The French Empire fell not because Europe’s peoples rose against him, but because Napoleon chose to march on Moscow instead of allowing Europe’s new and greater unity to sink in. He gambled the continent and lost. And now, as a very different kind of gamble has Europeans fearing that all, yet again, will be lost, the importance of shared values that are more than platitudes grows.

Today, if Europeans wish to find concrete support for the values that unite them, it’s France or bust. The usual alternative, Britain, is retreating from European politics — reducing its military profile and leaning heavily on France in the process. Both liberal interventionists like U.S. President Barack Obama and wary conservatives gaining influence on the right are ready to shift America’s military center of gravity decisively away from Europe. The limited U.S. intervention in Kosovo was controversial when America’s strength and world domination were unquestioned. Today, there is no stomach for the deeper, more difficult interventions that will have to come in any European country where anti-austerity unrest spirals out of control.
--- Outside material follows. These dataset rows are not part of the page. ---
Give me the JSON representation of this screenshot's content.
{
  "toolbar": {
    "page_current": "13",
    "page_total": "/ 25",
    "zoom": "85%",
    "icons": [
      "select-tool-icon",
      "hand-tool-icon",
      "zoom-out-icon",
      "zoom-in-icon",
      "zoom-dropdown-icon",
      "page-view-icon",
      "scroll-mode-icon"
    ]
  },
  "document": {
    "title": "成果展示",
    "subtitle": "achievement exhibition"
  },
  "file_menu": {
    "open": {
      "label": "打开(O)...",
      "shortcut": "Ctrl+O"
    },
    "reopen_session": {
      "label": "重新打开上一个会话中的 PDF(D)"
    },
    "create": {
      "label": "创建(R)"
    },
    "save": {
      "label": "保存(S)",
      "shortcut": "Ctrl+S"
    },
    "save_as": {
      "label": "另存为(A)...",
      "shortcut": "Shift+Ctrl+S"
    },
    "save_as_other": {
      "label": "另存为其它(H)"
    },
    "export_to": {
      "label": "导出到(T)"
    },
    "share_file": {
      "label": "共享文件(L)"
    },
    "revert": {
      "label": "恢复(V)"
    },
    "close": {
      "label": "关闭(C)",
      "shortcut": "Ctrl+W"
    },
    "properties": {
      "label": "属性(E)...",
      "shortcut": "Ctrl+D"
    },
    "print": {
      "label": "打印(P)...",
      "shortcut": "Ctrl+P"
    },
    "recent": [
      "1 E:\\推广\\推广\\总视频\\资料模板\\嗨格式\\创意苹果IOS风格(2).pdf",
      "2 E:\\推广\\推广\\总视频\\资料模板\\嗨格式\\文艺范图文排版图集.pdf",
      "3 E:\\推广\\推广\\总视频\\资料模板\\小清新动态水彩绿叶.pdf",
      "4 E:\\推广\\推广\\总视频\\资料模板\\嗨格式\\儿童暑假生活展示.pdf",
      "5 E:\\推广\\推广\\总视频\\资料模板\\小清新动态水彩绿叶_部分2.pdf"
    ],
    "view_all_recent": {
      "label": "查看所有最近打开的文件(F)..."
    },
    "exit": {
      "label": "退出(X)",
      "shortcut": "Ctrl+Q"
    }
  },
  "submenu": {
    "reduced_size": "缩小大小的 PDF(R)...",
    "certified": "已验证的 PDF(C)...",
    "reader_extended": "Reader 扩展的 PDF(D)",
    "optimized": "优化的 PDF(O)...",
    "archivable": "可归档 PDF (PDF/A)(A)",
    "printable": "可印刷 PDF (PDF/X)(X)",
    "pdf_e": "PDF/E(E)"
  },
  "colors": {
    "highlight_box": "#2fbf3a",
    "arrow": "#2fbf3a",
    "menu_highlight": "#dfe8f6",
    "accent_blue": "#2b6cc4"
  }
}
Disillusionment with democracy-promoting interventions has led many Americans to warm to views associated with foreign-policy realism, such as relying on hard power sparingly applied. The concept of soft power, however, remains relevant with Europe, where many long for a political authority able to support the force of arms with something more reassuring than realpolitik. If disorder spreads across the continent, will struggling Europeans look to German history, German ideals, and German heroes? Nein. Any German claim to soft-power political leadership over Europe is not just too soon — it’s too thin. That’s unlikely to change for ages. As Hitler and Bonaparte both demonstrated posthumously, collective memory stubbornly endures.

France’s claims to soft-power preeminence, by contrast, are crystal clear and deeply intertwined. At a time when centuries-old monarchies and feudal aristocracies ruled the continent, the French revolutionary motto was a strange and frightening war cry. Today, it is better described as the common sense of the European people. Instead of a militant abstraction, it’s a statement of the peaceable principles Europeans largely live out in real life (especially relative to their neighbors). Europe today is more a product of France’s political creed than of any other nation’s. In Europe, there is no closer cognate to America’s "We the People" than "Liberté, égalité, fraternité" — a phrase that captures France’s attitude not only toward the French, but toward Europe and the world.

Uniquely, France has maintained this deep reservoir of soft power without having run short of hard power. It’s the only nuclear-armed state east of Britain and west of Russia. It has more aircraft carriers than Britain, which is working to redesign its own to mimic the systems used by the French. And it’s willing and able to intervene quickly in its near abroad, as in Ivory Coast, and take the lead in international military operations, such as in Libya. An internal high-level 2008 review of French military policy led to NATO reintegration on the one hand and a grand strategy devoted to "freedom of action" on the other. Today, Paris is at once more focused on the continent and more attentive to meeting the challenge of global threats. Intentionally or not, this strategic turn toward a non-isolationist Eurocentrism reflects a growing authority behind France’s power position.

The precarious weakness of the EU now makes plain that European unity is to be found not in abstractions or bureaucracies but in the leadership of particular, flesh-and-blood human beings. When the alternatives to French leadership are either nowhere men dispatched from Brussels or bean-counters in Berlin, does French pride — relatively more generous, powerful, and legitimate — seem so outrageous?

If Europeans answer that question seriously, they just might be inspired to make more of Napoleon’s legacy than a tourist trap.

James Poulos is a writer in Los Angeles.